SCRIPTURE: Psalm 80:3 (CEB)
Restore us, God! Make your face shine so that we can be saved!
Chuck Swindoll includes the following in one of his books: A few years ago, an angry man rushed through the Rijks Museum in Amsterdam until he reached Rembrandt's famous painting "Nightwatch." Then he took out a knife and slashed it repeatedly before he could be stopped. A short time later, a distraught, hostile man slipped into St. Peter's Cathedral in Rome with a hammer and began to smash Michelangelo's beautiful sculpture The Pieta. Two cherished works of art were severely damaged. But what did officials do? Throw them out and forget about them? Absolutely not! Using the best experts, who worked with the utmost care and precision, they made every effort to restore the treasures.
By His sovereign grace, God can bring good out of our failures, and even out of our sins.

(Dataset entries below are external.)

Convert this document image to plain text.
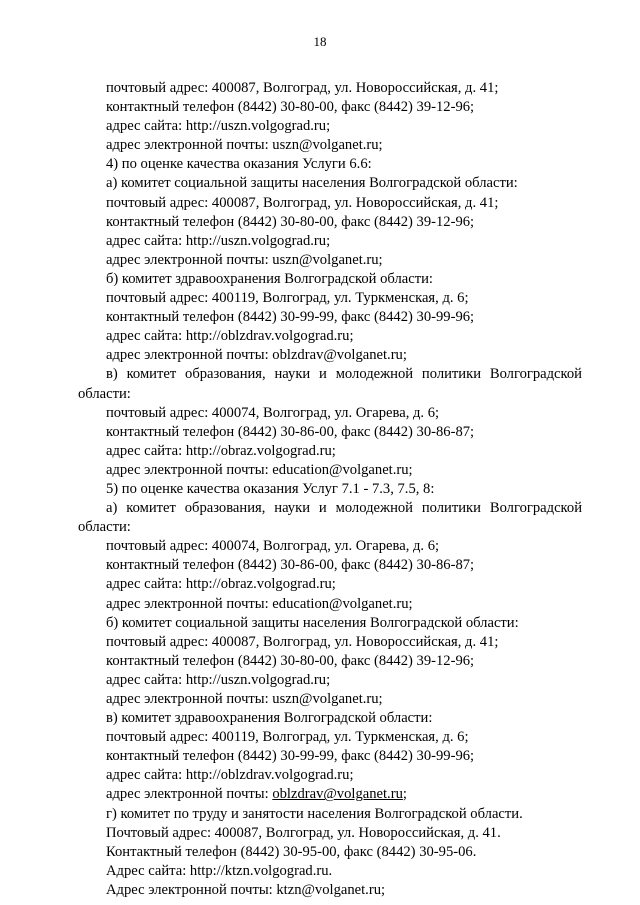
18
почтовый адрес: 400087, Волгоград, ул. Новороссийская, д. 41;
контактный телефон (8442) 30-80-00, факс (8442) 39-12-96;
адрес сайта: http://uszn.volgograd.ru;
адрес электронной почты: uszn@volganet.ru;
4) по оценке качества оказания Услуги 6.6:
а) комитет социальной защиты населения Волгоградской области:
почтовый адрес: 400087, Волгоград, ул. Новороссийская, д. 41;
контактный телефон (8442) 30-80-00, факс (8442) 39-12-96;
адрес сайта: http://uszn.volgograd.ru;
адрес электронной почты: uszn@volganet.ru;
б) комитет здравоохранения Волгоградской области:
почтовый адрес: 400119, Волгоград, ул. Туркменская, д. 6;
контактный телефон (8442) 30-99-99, факс (8442) 30-99-96;
адрес сайта: http://oblzdrav.volgograd.ru;
адрес электронной почты: oblzdrav@volganet.ru;
в) комитет образования, науки и молодежной политики Волгоградской области:
почтовый адрес: 400074, Волгоград, ул. Огарева, д. 6;
контактный телефон (8442) 30-86-00, факс (8442) 30-86-87;
адрес сайта: http://obraz.volgograd.ru;
адрес электронной почты: education@volganet.ru;
5) по оценке качества оказания Услуг 7.1 - 7.3, 7.5, 8:
а) комитет образования, науки и молодежной политики Волгоградской области:
почтовый адрес: 400074, Волгоград, ул. Огарева, д. 6;
контактный телефон (8442) 30-86-00, факс (8442) 30-86-87;
адрес сайта: http://obraz.volgograd.ru;
адрес электронной почты: education@volganet.ru;
б) комитет социальной защиты населения Волгоградской области:
почтовый адрес: 400087, Волгоград, ул. Новороссийская, д. 41;
контактный телефон (8442) 30-80-00, факс (8442) 39-12-96;
адрес сайта: http://uszn.volgograd.ru;
адрес электронной почты: uszn@volganet.ru;
в) комитет здравоохранения Волгоградской области:
почтовый адрес: 400119, Волгоград, ул. Туркменская, д. 6;
контактный телефон (8442) 30-99-99, факс (8442) 30-99-96;
адрес сайта: http://oblzdrav.volgograd.ru;
адрес электронной почты: oblzdrav@volganet.ru;
г) комитет по труду и занятости населения Волгоградской области.
Почтовый адрес: 400087, Волгоград, ул. Новороссийская, д. 41.
Контактный телефон (8442) 30-95-00, факс (8442) 30-95-06.
Адрес сайта: http://ktzn.volgograd.ru.
Адрес электронной почты: ktzn@volganet.ru;
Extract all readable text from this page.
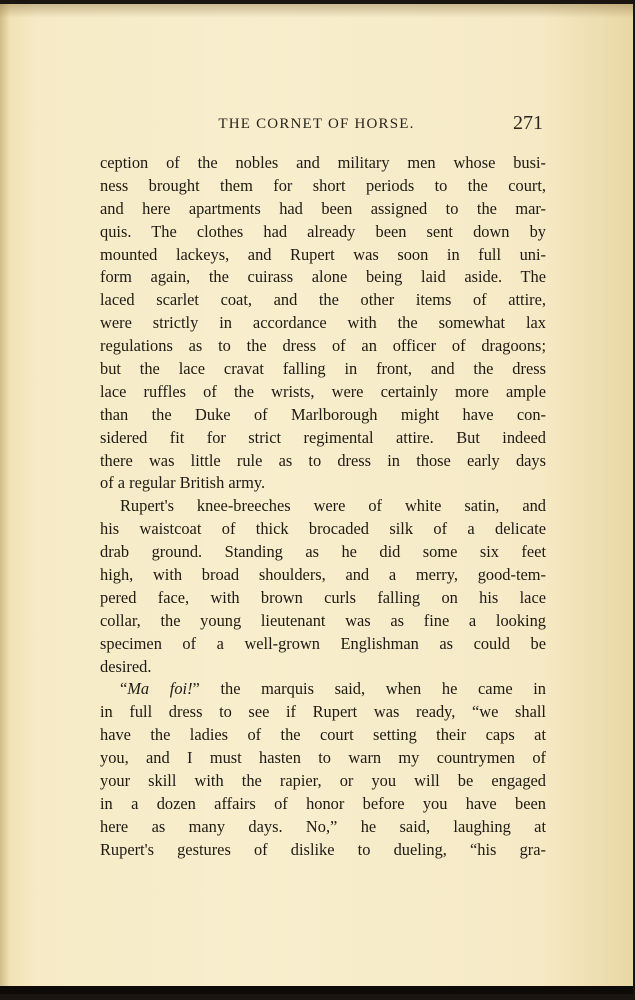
THE CORNET OF HORSE.	271
ception of the nobles and military men whose busi-
ness brought them for short periods to the court,
and here apartments had been assigned to the mar-
quis. The clothes had already been sent down by
mounted lackeys, and Rupert was soon in full uni-
form again, the cuirass alone being laid aside. The
laced scarlet coat, and the other items of attire,
were strictly in accordance with the somewhat lax
regulations as to the dress of an officer of dragoons;
but the lace cravat falling in front, and the dress
lace ruffles of the wrists, were certainly more ample
than the Duke of Marlborough might have con-
sidered fit for strict regimental attire. But indeed
there was little rule as to dress in those early days
of a regular British army.
Rupert's knee-breeches were of white satin, and
his waistcoat of thick brocaded silk of a delicate
drab ground. Standing as he did some six feet
high, with broad shoulders, and a merry, good-tem-
pered face, with brown curls falling on his lace
collar, the young lieutenant was as fine a looking
specimen of a well-grown Englishman as could be
desired.
“Ma foi!” the marquis said, when he came in
in full dress to see if Rupert was ready, “we shall
have the ladies of the court setting their caps at
you, and I must hasten to warn my countrymen of
your skill with the rapier, or you will be engaged
in a dozen affairs of honor before you have been
here as many days. No,” he said, laughing at
Rupert's gestures of dislike to dueling, “his gra-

J. Stuart Holden tells of an old Scottish mansion close to where he had his little summer home. The walls of one room were filled with sketches made by distinguished artists. The practice began after a pitcher of soda water was accidentally spilled on a freshly decorated wall and left an unsightly stain. At the time, a noted artist, Lord Landseer, was a guest in the house. One day when the family went out to the moors, he stayed behind. With a few masterful strokes of a piece of charcoal, that ugly spot became the outline of a beautiful waterfall, bordered by trees and wildlife. He turned that disfigured wall into one of his most successful depictions of Highland life.
I greatly admire those men and women who can take a mere shell of an old car, nothing more than a rusty remains of a vehicle that ran on four tires and graced the streets of our towns … and return it to its grandeur. Or, the guys on “American Pickers” who unearth treasurers that normal people would consider junk and they sell them for a large profit.
Restoration takes time and the hands of someone who knows what they are doing. Finding treasurers in the middle of a heap of dusty, decaying junk takes more patience than the average person has. And so it is with us and our lives.
God sees us not for what we are nor what we have done, but what he can do with us if we but give him a chance. It does mean we have to surrender to his Spirit. It does mean we have to be willing to undergo the transformational process – removing more than just a layer of dust and dirt. But what we can be has yet to be revealed until the restoration takes place. This is just some of the work of the Holy Spirit.
Begin a work in us that will result in what you see in us O God.